On a Saturday afternoon, in Old Trafford, in 1993, a young Shane Warne bowled his first delivery in Ashes cricket, one that would later be known as the ‘Ball of the Century’. As Australia’s lone spinner, he came on to bowl with the score at 80/1 with Mike Gatting on strike.
The blond-haired magician, paused at the top of his mark like he always did, a few steps later, out came the hard-spun leg-break over the right shoulder and drifted outside leg stump from middle-leg, seemingly harmlessly, before turning sharply, beating Gatting’s outside edge and hitting the top of off-stump. Gatting, a good player of spin was left stunned, took a few moments to realise what had happened.

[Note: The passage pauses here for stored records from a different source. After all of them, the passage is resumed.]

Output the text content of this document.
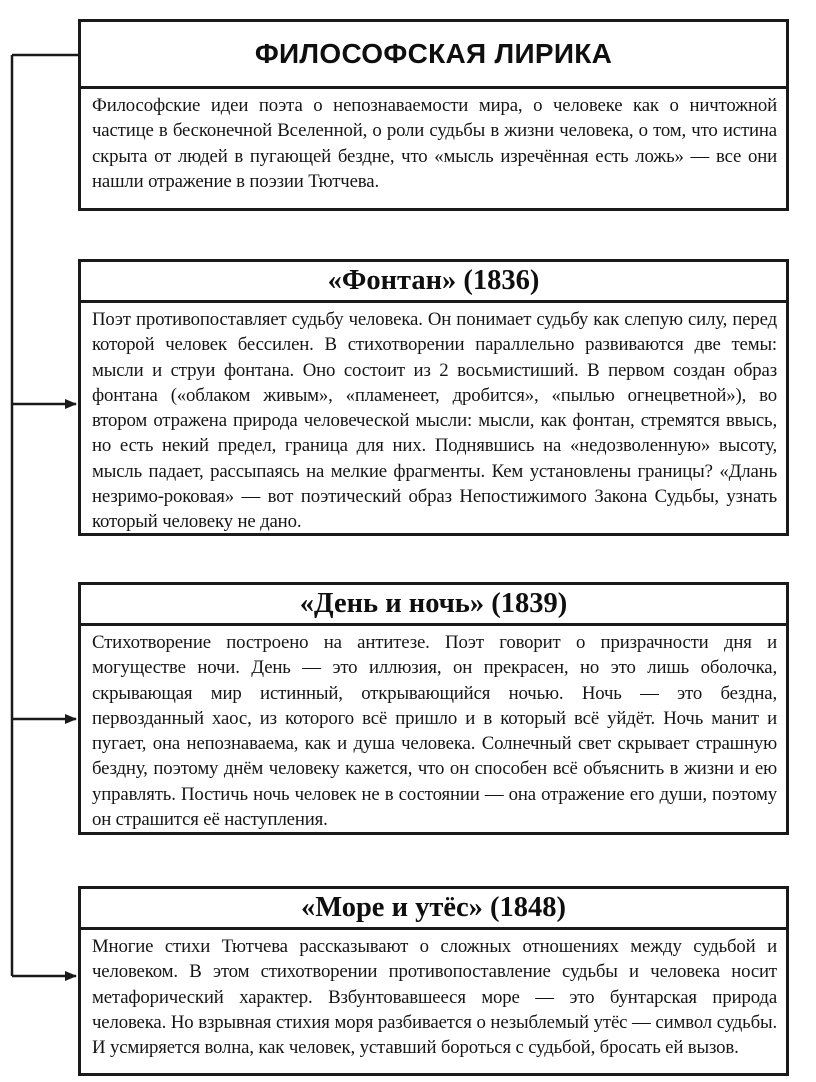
ФИЛОСОФСКАЯ ЛИРИКА
Философские идеи поэта о непознаваемости мира, о человеке как о ничтожной частице в бесконечной Вселенной, о роли судьбы в жизни человека, о том, что истина скрыта от людей в пугающей бездне, что «мысль изречённая есть ложь» — все они нашли отражение в поэзии Тютчева.
«Фонтан» (1836)
Поэт противопоставляет судьбу человека. Он понимает судьбу как слепую силу, перед которой человек бессилен. В стихотворении параллельно развиваются две темы: мысли и струи фонтана. Оно состоит из 2 восьмистиший. В первом создан образ фонтана («облаком живым», «пламенеет, дробится», «пылью огнецветной»), во втором отражена природа человеческой мысли: мысли, как фонтан, стремятся ввысь, но есть некий предел, граница для них. Поднявшись на «недозволенную» высоту, мысль падает, рассыпаясь на мелкие фрагменты. Кем установлены границы? «Длань незримо-роковая» — вот поэтический образ Непостижимого Закона Судьбы, узнать который человеку не дано.
«День и ночь» (1839)
Стихотворение построено на антитезе. Поэт говорит о призрачности дня и могуществе ночи. День — это иллюзия, он прекрасен, но это лишь оболочка, скрывающая мир истинный, открывающийся ночью. Ночь — это бездна, первозданный хаос, из которого всё пришло и в который всё уйдёт. Ночь манит и пугает, она непознаваема, как и душа человека. Солнечный свет скрывает страшную бездну, поэтому днём человеку кажется, что он способен всё объяснить в жизни и ею управлять. Постичь ночь человек не в состоянии — она отражение его души, поэтому он страшится её наступления.
«Море и утёс» (1848)
Многие стихи Тютчева рассказывают о сложных отношениях между судьбой и человеком. В этом стихотворении противопоставление судьбы и человека носит метафорический характер. Взбунтовавшееся море — это бунтарская природа человека. Но взрывная стихия моря разбивается о незыблемый утёс — символ судьбы. И усмиряется волна, как человек, уставший бороться с судьбой, бросать ей вызов.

Warne had since said that he “just wanted to get myself into the game” at Old Trafford.
12 years later, in Edgbaston, in what was possibly one of the most keenly contested Ashes series, Warne knocked over Andrew Strauss in an eerily similar manner. Only Gatting was right-handed while Strauss was a left-handed batter.
The ball was pitched well outside off (6th stump), Strauss tried to block the ball away with his leg since he assumed it would impact well outside the off stump. But it spun, by about a yard, and went past him to crash into his leg stump. And while it was not called the ‘Ball of the Century’, it was definitely up there. Warne finished with figures of 6/46 in that innings.
Warne would go on to pick 40 wickets in that series, the highest on either side. England won the series 2-1.